Überblick
Historischer Hintergrund
Palmyra, lokal als Tadmor bekannt, entstand bereits im 2. Jahrtausend v. Chr. als Siedlung, doch sein Aufstieg zur Bedeutung begann in der hellenistischen Zeit nach dem 3. Jahrhundert v. Chr. An einer strategischen Wüstenoase auf halbem Weg zwischen dem Mittelmeer und dem Euphrat gelegen, wurde es zu einer wichtigen Karawanenstadt, die das Römische Reich mit Parthien, Indien und China verband. Der Reichtum der Stadt stammte aus der Besteuerung und dem Schutz der Handelskarawanen entlang der Seidenstraße, was bis zum 1. Jahrhundert n. Chr. zu einer blühenden kosmopolitischen Kultur führte.
Architektur und städtebauliche Anlage
Die Architektur der Stadt ist eine bemerkenswerte Synthese aus griechisch-römischen, persischen und lokalen syrischen Traditionen. Die monumentale Kolonnadenstraße, die sich über einen Kilometer erstreckt, ist von Portiken gesäumt und endet am Tetrapylon, einer prächtigen Kreuzung. Der Tempel des Bel, der der höchsten Gottheit des palmyrenischen Pantheons geweiht ist, veranschaulicht diesen Synkretismus mit seinen klassischen Kolonnaden und der Cella im mesopotamischen Stil. Turmgrabmäler und unterirdische Hypogäen im Tal der Gräber zeigen die einzigartige palmyrenische Grabarchitektur mit kunstvollen Reliefs und mehrsprachigen Inschriften in Aramäisch und Griechisch.

Temple of Bel, Palmyra 02 | Bernard Gagnon (CC BY-SA 3.0)
"Jenseits der Stadtmauern erstreckt sich die Wüste in alle Richtungen, aber innerhalb erhebt sich ein Wald aus Säulen und Bögen, der jeder Stadt Roms Konkurrenz macht."

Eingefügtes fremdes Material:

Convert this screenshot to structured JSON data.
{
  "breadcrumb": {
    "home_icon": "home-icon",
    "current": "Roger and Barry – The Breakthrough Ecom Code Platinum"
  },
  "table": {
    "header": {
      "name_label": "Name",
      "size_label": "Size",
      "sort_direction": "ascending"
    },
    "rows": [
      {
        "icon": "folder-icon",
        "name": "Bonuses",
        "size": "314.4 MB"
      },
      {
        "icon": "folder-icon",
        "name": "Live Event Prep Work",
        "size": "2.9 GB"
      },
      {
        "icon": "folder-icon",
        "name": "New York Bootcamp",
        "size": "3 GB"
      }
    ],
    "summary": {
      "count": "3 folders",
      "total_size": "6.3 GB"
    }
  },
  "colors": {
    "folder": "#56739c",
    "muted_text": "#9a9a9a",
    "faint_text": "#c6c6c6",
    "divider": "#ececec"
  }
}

— Pietro della Valle, über seinen Besuch in Palmyra, 1616
Kultureller und religiöser Synkretismus
Die palmyrenische Gesellschaft war eine Mischung aus arabischen, aramäischen und hellenistischen Einflüssen. Die Gottheit Bel wurde neben anderen Göttern wie Baalshamin und Allat verehrt, die oft mit griechisch-römischen Gegenstücken wie Zeus und Athene verschmolzen wurden. Die Inschriften der Stadt, in palmyrenischem Aramäisch und Griechisch verfasst, dokumentieren ein komplexes Netz aus Kaufmannsfamilien, bürgerlichen Institutionen und religiösen Praktiken. Der palmyrenische Senat und die Volksversammlung agierten unter römischer Aufsicht, was ein seltenes Maß an Autonomie innerhalb des Reiches widerspiegelt.

Temple of Bel, Palmyra 03 | Bernard Gagnon (CC BY-SA 3.0)
Das Palmyrenische Reich und der Niedergang
Die Stadt erreichte ihren Höhepunkt im 3. Jahrhundert n. Chr. unter der Führung von Königin Zenobia, die 270 die Unabhängigkeit von Rom erklärte und die Kontrolle über Ägypten und weite Teile der östlichen Provinzen übernahm. Doch Kaiser Aurelian besiegte Palmyra im Jahr 273 entscheidend, plünderte die Stadt und beendete ihre kurzen, aber dramatischen imperialen Ambitionen. Obwohl es teilweise wieder aufgebaut wurde, erlangte Palmyra seine frühere Bedeutung nie wieder und verfiel weiter, nachdem sich die Handelswege verlagert hatten. Die Stadt wurde schließlich nach der arabischen Eroberung im 7. Jahrhundert aufgegeben.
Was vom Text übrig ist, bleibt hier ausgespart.